Mengungkap Fakta, Mengawal Aspirasi
RedaksiHubungi Kami

Tolak Seremonial Menteri Pendidikan, Selesaikan Dulu Krisis Pendidikan di Pamekasan

 

Pamekasan, Faamnews – Kedatangan Menteri Pendidikan ke Kabupaten Pamekasan tidak boleh hanya dijadikan agenda seremonial dan pencitraan belaka, sementara berbagai persoalan mendasar pendidikan di daerah ini masih belum terselesaikan secara serius oleh Pemerintah Kabupaten Pamekasan melalui Dinas Pendidikan.

Hingga saat ini, persoalan infrastruktur pendidikan, kualitas layanan, pemerataan akses pendidikan, hingga dugaan problem tata kelola anggaran pendidikan masih menjadi pekerjaan rumah yang nyata di Kabupaten Pamekasan. Bahkan, Pemerintah Kabupaten Pamekasan sendiri mengakui masih terdapat ratusan sekolah rusak yang membutuhkan perbaikan.

Di sisi lain, publik juga dihadapkan pada berbagai persoalan tata kelola pendidikan yang menuai sorotan, termasuk dugaan lemahnya pengawasan terhadap penggunaan anggaran pendidikan di sejumlah lembaga. Kondisi tersebut menunjukkan bahwa sektor pendidikan di Pamekasan masih membutuhkan pembenahan serius dan menyeluruh, bukan sekadar kunjungan simbolik pejabat pusat yang berakhir tanpa solusi konkret.

Fahril Anwar Ketua Cabang PMII Pamekasan, mengecam keras apabila kedatangan Menteri Pendidikan hanya dijadikan panggung politik dan agenda pencitraan pemerintah daerah.

“Kami menolak keras apabila kunjungan Menteri Pendidikan hanya dijadikan alat pencitraan oleh pemerintah daerah, sementara realitas pendidikan di bawah masih carut-marut.

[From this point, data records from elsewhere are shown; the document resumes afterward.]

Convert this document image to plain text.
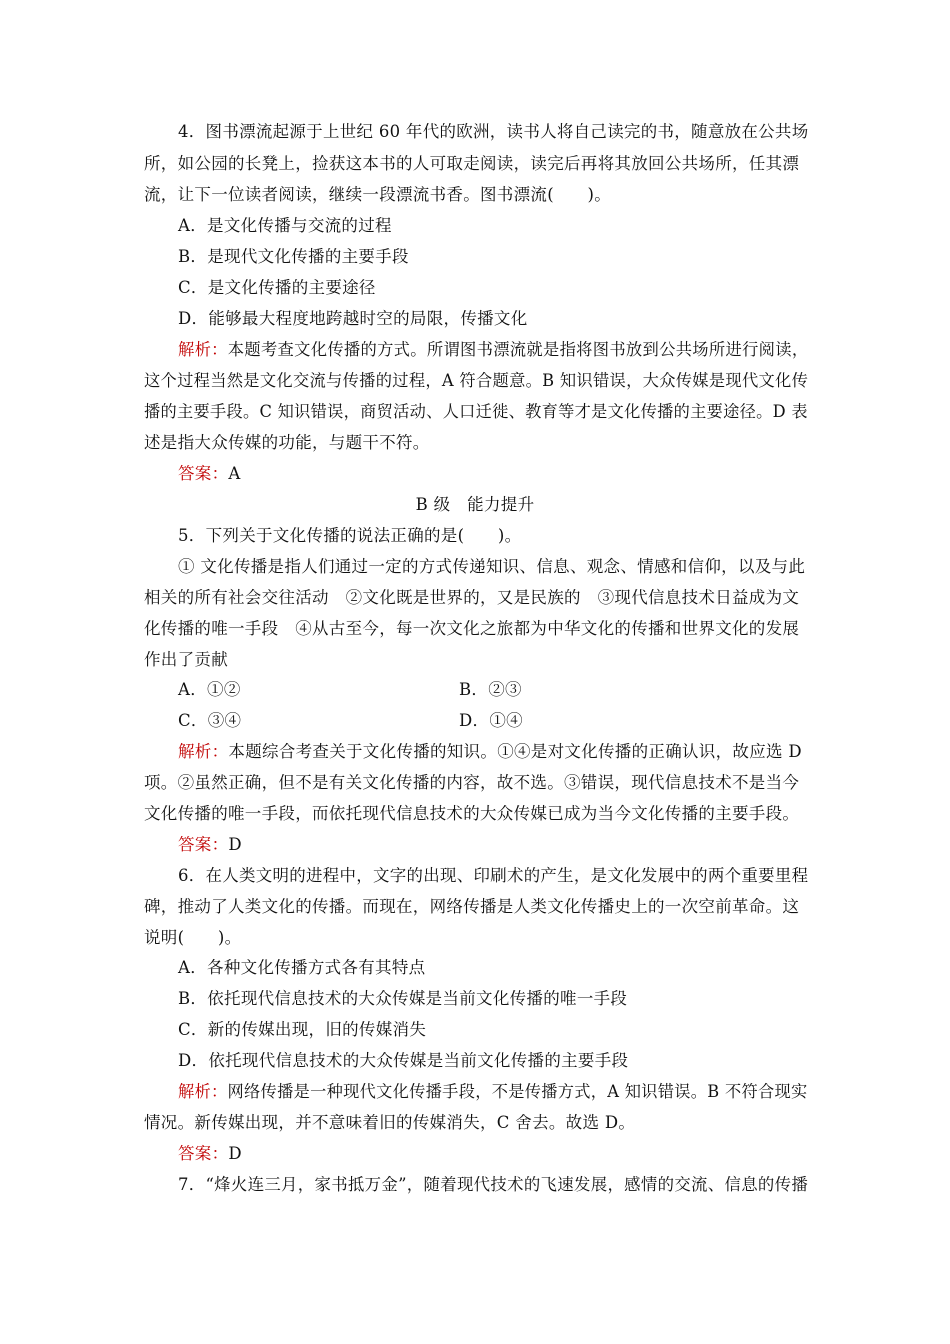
4．图书漂流起源于上世纪 60 年代的欧洲，读书人将自己读完的书，随意放在公共场
所，如公园的长凳上，捡获这本书的人可取走阅读，读完后再将其放回公共场所，任其漂
流，让下一位读者阅读，继续一段漂流书香。图书漂流(　　)。
A．是文化传播与交流的过程
B．是现代文化传播的主要手段
C．是文化传播的主要途径
D．能够最大程度地跨越时空的局限，传播文化
解析：本题考查文化传播的方式。所谓图书漂流就是指将图书放到公共场所进行阅读，
这个过程当然是文化交流与传播的过程，A 符合题意。B 知识错误，大众传媒是现代文化传
播的主要手段。C 知识错误，商贸活动、人口迁徙、教育等才是文化传播的主要途径。D 表
述是指大众传媒的功能，与题干不符。
答案：A
B 级　能力提升
5．下列关于文化传播的说法正确的是(　　)。
① 文化传播是指人们通过一定的方式传递知识、信息、观念、情感和信仰，以及与此
相关的所有社会交往活动　②文化既是世界的，又是民族的　③现代信息技术日益成为文
化传播的唯一手段　④从古至今，每一次文化之旅都为中华文化的传播和世界文化的发展
作出了贡献
A．①②	B．②③
C．③④	D．①④
解析：本题综合考查关于文化传播的知识。①④是对文化传播的正确认识，故应选 D
项。②虽然正确，但不是有关文化传播的内容，故不选。③错误，现代信息技术不是当今
文化传播的唯一手段，而依托现代信息技术的大众传媒已成为当今文化传播的主要手段。
答案：D
6．在人类文明的进程中，文字的出现、印刷术的产生，是文化发展中的两个重要里程
碑，推动了人类文化的传播。而现在，网络传播是人类文化传播史上的一次空前革命。这
说明(　　)。
A．各种文化传播方式各有其特点
B．依托现代信息技术的大众传媒是当前文化传播的唯一手段
C．新的传媒出现，旧的传媒消失
D．依托现代信息技术的大众传媒是当前文化传播的主要手段
解析：网络传播是一种现代文化传播手段，不是传播方式，A 知识错误。B 不符合现实
情况。新传媒出现，并不意味着旧的传媒消失，C 舍去。故选 D。
答案：D
7．“烽火连三月，家书抵万金”，随着现代技术的飞速发展，感情的交流、信息的传播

Banyak sekolah rusak, fasilitas minim, kualitas pendidikan timpang, tetapi pemerintah justru sibuk mempersiapkan seremoni penyambutan,” tegas Muchtar Jibril.

Ia juga menilai bahwa Pemerintah Kabupaten Pamekasan dan Dinas Pendidikan seharusnya lebih fokus menyelesaikan akar persoalan pendidikan daripada membangun narasi keberhasilan yang tidak sesuai dengan kondisi lapangan.

“Jangan sampai Menteri datang hanya melihat panggung yang sudah dipoles rapi, sementara jeritan siswa, guru, dan sekolah-sekolah yang kekurangan fasilitas justru disembunyikan. Pendidikan bukan ruang kosmetik birokrasi,” lanjutnya.

Lebih lanjut, Fahril Anwar menyampaikan kecaman terhadap lemahnya keseriusan pemerintah daerah dalam membenahi sektor pendidikan.

“Kami menilai pemerintah daerah gagal menghadirkan tata kelola pendidikan yang benar-benar berpihak kepada masyarakat. Karena itu, sebelum mengundang Menteri Pendidikan datang ke Pamekasan, selesaikan dulu problem pendidikan yang nyata di hadapan rakyat,” ujarnya.

Menurutnya, kedatangan pejabat pusat tidak akan memiliki arti apabila persoalan pendidikan di daerah tetap dibiarkan berlarut-larut tanpa solusi yang konkret dan berkelanjutan.

PMII Pamekasan mendesak Pemerintah Kabupaten Pamekasan dan Dinas Pendidikan agar:

1. Menyelesaikan persoalan sekolah rusak dan fasilitas pendidikan yang tidak layak;
2. Memastikan transparansi dan akuntabilitas tata kelola anggaran pendidikan;
3. Menjamin pemerataan kualitas pendidikan hingga wilayah pelosok;
4. Melakukan evaluasi menyeluruh terhadap kinerja sektor pendidikan di Kabupaten Pamekasan;
5. Tidak menjadikan kunjungan Menteri Pendidikan sekadar agenda formalitas tanpa dampak nyata bagi masyarakat.

Kedatangan Menteri Pendidikan hanya akan menjadi ironi apabila realitas pendidikan di Pamekasan masih dipenuhi ketimpangan, kerusakan fasilitas, dan lemahnya tata kelola. Pemerintah daerah harus berhenti sibuk membangun citra, namun abai terhadap akar persoalan pendidikan itu sendiri.

Pendidikan yang berkualitas lahir dari keberpihakan terhadap rakyat, bukan dari panggung seremonial kekuasaan.